Peace That Passes All Understanding
My Mountaintop Moment
When I was growing up in a Baptist church in Northern Virginia, I often heard about people in the Bible who had mountaintop moments with God and were changed forever. I longed for that. Of course, I longed for the Cecil B. DeMille version of that moment, full of rumble and basso profundo voices given to mighty orchestration. Years later, my moment took me entirely by surprise.
Barbara Bradley Haggerty wrote of many people's moments with God in her book Fingerprints of God. People touched by God have found themselves changed by the experience. I am happy to report that has been my experience as well.

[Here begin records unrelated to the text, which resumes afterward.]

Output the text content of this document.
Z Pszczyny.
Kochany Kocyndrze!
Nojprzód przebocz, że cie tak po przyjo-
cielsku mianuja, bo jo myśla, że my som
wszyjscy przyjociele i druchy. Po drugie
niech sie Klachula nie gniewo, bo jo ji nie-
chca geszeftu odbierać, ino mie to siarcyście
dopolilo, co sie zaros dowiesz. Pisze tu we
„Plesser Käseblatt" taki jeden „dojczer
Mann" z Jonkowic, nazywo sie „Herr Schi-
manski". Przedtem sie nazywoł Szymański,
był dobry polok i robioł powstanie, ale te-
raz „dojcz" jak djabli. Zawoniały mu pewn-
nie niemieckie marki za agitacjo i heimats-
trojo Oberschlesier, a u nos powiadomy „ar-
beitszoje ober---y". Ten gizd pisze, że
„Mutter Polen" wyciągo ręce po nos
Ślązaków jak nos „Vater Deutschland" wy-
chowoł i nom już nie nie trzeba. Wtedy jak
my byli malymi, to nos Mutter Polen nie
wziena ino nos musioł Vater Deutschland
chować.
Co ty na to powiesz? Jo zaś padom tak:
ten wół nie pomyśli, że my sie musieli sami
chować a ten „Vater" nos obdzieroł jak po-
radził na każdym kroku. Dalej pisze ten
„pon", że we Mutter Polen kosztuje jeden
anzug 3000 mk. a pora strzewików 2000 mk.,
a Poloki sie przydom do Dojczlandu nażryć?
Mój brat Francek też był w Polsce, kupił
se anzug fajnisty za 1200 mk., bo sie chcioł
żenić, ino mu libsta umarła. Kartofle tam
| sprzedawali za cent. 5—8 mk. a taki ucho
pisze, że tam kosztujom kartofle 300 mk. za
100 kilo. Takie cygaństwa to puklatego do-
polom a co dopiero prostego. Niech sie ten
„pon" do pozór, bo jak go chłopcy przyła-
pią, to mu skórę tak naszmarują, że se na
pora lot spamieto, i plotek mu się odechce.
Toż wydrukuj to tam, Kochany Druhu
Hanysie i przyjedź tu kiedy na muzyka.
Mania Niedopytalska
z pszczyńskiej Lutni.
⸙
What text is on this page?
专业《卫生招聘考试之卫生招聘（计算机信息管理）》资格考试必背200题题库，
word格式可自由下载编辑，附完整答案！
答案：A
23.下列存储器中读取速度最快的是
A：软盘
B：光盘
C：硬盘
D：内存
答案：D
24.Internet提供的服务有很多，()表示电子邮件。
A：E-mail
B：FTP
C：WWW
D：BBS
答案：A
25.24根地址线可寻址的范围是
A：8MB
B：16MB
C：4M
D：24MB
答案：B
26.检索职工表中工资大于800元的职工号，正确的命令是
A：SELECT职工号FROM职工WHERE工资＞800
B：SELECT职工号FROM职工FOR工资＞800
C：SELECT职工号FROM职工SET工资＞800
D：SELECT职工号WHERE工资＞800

My moment came in the mountains themselves, but it was a quiet experience, without orchestration or rumbling voices of thunder. Here's what happened.
I was an adult guide for our church youth group some years ago to the Baptist Youth gathering at the YMCA of the Rockies. What a glorious place for a retreat! Much to my surprise, I was asked to lead a class in the use of Christian drama in church. I gathered material from the library that was available to me and decided to include a long-winded joke, acted out by equally surprised members of the audience just to add a note of levity that I have felt is all too often forgotten in some Christian proceedings.
I had a good group participating, including both teens and adults. We introduced ourselves, went over some basics of stagecraft and then started learning the various one act plays we would present toward the end of the week on Talent Night. All went well, everyone worked very hard, and all were coming to see the usefulness of drama in presenting at times complex issues in a memorable and different way.
Then the word came Wednesday morning that another group would be performing along with the student acts and our simple plays. A group of professional actors and actresses would be taking the stage as well. At first I was shocked and then, as I thought about how badly this would upstage my class and scuttle the enthusiasm they had developed from Christian drama I went from shocked to furious. By late afternoon, when I was crossing the large, grassy commons looking for the event director to give him a piece of my mind, I was boiling. No one was walking with me at that moment and I was glad of it. I was not good company.
Suddenly I felt someone had come up quickly behind me. This individual was just behind me and off to the right a bit. I stopped and turned in that direction to find nothing but empty grass, the cabins in the distance and the beautiful Rocky Mountains behind them. Confused but before I could shake off the impression, a sense of peace swept through me that I had never felt before in my life. It is written in Philippians 4:4-7: "Rejoice in the Lord always; again I will say, Rejoice. Let your gentleness be known to everyone. The Lord is near. Do not worry about anything, but in everything by prayer and supplication with thanksgiving let your requests be made known to God. And the peace of God, which passes all understanding, will guard your hearts and minds in Christ Jesus."
I was stopped dead in my tracks. That peace swept through me, a touch of God's peace, an intimation of the peace of those who have gone before us and now rejoice in the presence of God, a little taste of the divine and the eternal. I was filled with wonder. My anger evaporated. As I turned around again, I no longer needed to seek out the director. I was given to understand all would be well. And it was. We performed in a coffee house setting the following night while the thespians took to the main stage. The results of my students' efforts were delightful and all left with a sense they had gained a valuable tool.
For me, I'd had my mountaintop moment and I am not the same. While I cannot describe it well, and frankly I'm not sure it can be described in human terms, that sense of peace, of being touched by God, has changed me forever. Today, I walk a closer walk with God. I am seeking out a life of ministry now, which had not been a part of my own plans for the future. Further, when I attend the funeral of a family member or friend, my grief in their passing is now tempered. I remember that wonderful peace of God that touched me on the mountaintop. I am comforted to know my friend or loved one now resides in the full beauty of that peace and the joy it brings.
My time runs short. I wish all of you your own mountaintop moments with God. I hope more of us who believe will speak up concerning the love, joy, and peace that we have come to know walking with God. God bless you all and may each of you find peace, the peace that surpasses all understanding and that will guard your hearts and minds in Christ Jesus.